Are you a couch potato?
Do you sit on your couch more than 6 hours every day?
Or do you sit behind a desk for the same number of hours a day?
If you do, studies have found that you are putting yourself at risk for certain kinds of cancer, shortening your life for seven years or increasing up to 64% the chance of acquiring heart disease.
In a nutshell, sitting down for long periods will kill you.
That’s the scary part. However, the reassuring news is that it’s quite easy to correct this even if you love sitting on your couch or desk all day, 24/7 for 365 days.
There are two things you have to be conscious of when you want to counteract all-day sitting. They are the amount of time spent sitting and your daily activities.
The Immediate Effects After You Sit Down
You will only burn one calorie per minute right after you sit down.
This is because of the slower electrical activity happening in the muscles.
This is almost a third drop rate than walking. Sitting down for the entire day, every day, will eventually result in type 2 diabetes.
How do You Counteract This?
Correcting the scary effects of prolonged sitting daily means:
- Standing up once an hour
- Get involved in any physical activity for at least 30 minutes per day
An Australian study recommends getting short once an hour breaks from sitting behind a desk or couch.
Working out will not counteract the bad effects of prolonged sitting. Giving the body a rest from sitting by doing some moderate activity the whole day is the only way to counter the ill effects of sitting 6 or more hours a day.
What is Considered a Moderate Activity?
There is a big difference between exercise and moderate activity. A brisk walk, cleaning the home, gardening or any action that gets and keeps you moving is considered moderate activity.
Often, the reason that stops people from exercising for 30 minutes a day is work. However, there’s a solution which is to spread the 30 minutes throughout the day.
For instance, 10-minute breaks are the most practical and doable solution. Standing up and leaving your desk and walk around for a couple of seconds is already micromanaging your time and activity.
What’s the logic behind the 10-minute time segments? The body gets mini spurts of endurance with the mini-stress created by the 10-minute chunks. This means not having to stop midway when you ran out of breath when climbing stairs.
Sustaining an activity for 10 minutes every day is a small sacrifice for people that don’t have time to exercise. Building up the body’s endurance with the small 10-minute chunks eventually encourages people to stay up on their feet for long periods.
Make it Even Better by Using a Pedometer to Record Your Daily Baseline
The pedometer is an inexpensive but very useful tool to measure your activity baseline every day.
For instance, the pedometer can help track the number of steps you’ve taken for the day.
If you opt for a 30-minute walk, the pedometer will help track the number of steps you’ve done.
The numbers will vary daily depending on how large or quick your movement is.
The trick to knowing the baseline of your daily activity is to turn on the pedometer as soon as you get up from the bed.
The pedometer has to stay in your pocket from the time you wake up to the time you go to bed. Doing so will give you the stats of the activities you did for the day.

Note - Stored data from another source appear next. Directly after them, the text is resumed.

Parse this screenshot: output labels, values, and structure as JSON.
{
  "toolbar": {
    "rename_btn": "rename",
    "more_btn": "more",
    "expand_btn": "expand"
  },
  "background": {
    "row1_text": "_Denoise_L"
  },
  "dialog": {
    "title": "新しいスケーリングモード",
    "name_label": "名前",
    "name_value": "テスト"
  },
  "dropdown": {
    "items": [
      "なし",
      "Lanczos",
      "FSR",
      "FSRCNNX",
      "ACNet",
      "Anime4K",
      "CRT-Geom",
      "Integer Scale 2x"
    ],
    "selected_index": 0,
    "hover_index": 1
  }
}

Less than 2,000 steps a day means that you’ve only accomplished less than a mile distance. Seeing terrible stats such as this is the encouraging push you need to keep moving and improving.
Excellent to check out:
Easy Ways to Improve Your Daily Steps Stats
Starting small and keeping at it is the most positive outlook to have when you want to take steps to improve your health. Challenge yourself by setting a daily goal. Here are some easy ways that do not need much effort to do but will substantially help you meet your goals:
- When at work, take the long way on bathroom breaks instead of the fastest route
- Park a short distance from the parking lot of your office
- Instead of emailing a colleague, take time to drop by their desk
- Pace while talking on the phone
People who work at home might find it a bit challenging to add moderate activities to their daily schedule. However, everything is possible so long as the motivation is there to keep going. Doing housework or walking over to the nearest coffee shop is already a moderate activity.
Setting an Hourly Alarm
An alarm clock set to ring every hour is a great way to remind you to drop everything and stand up. Even standing up for only one-two minutes every hour can help lower the bad effects of sitting all day. You can set an alarm on your watch and be notified every time you need to repeat.
You have the option to either have an alarm clock or download software to remind you of your hourly task. These micro-breaks can be put to good use even without leaving your desk: You can:
- Clean or organize your office while standing
- Wander around your desk
- Stand up for a minute or two
- March in place for one to two minutes
When you’re home and sitting in front of the TV binge-watching movies, you can do the following moderate activity to stick to your goals:
- Stand and do some simple stretching every commercial break
- If it’s a movie marathon on Netflix, use the alarm clock to remind you hourly to stand and walk around
- When into gaming, the ending is a cue to stand up and pace around
The moral of this article is to encourage you to: get involved in physical activity for at least 30 minutes a day and to stand up every hour. Doing away with the negative effects of prolonged sitting means that you have to move the whole day even only every hour actively.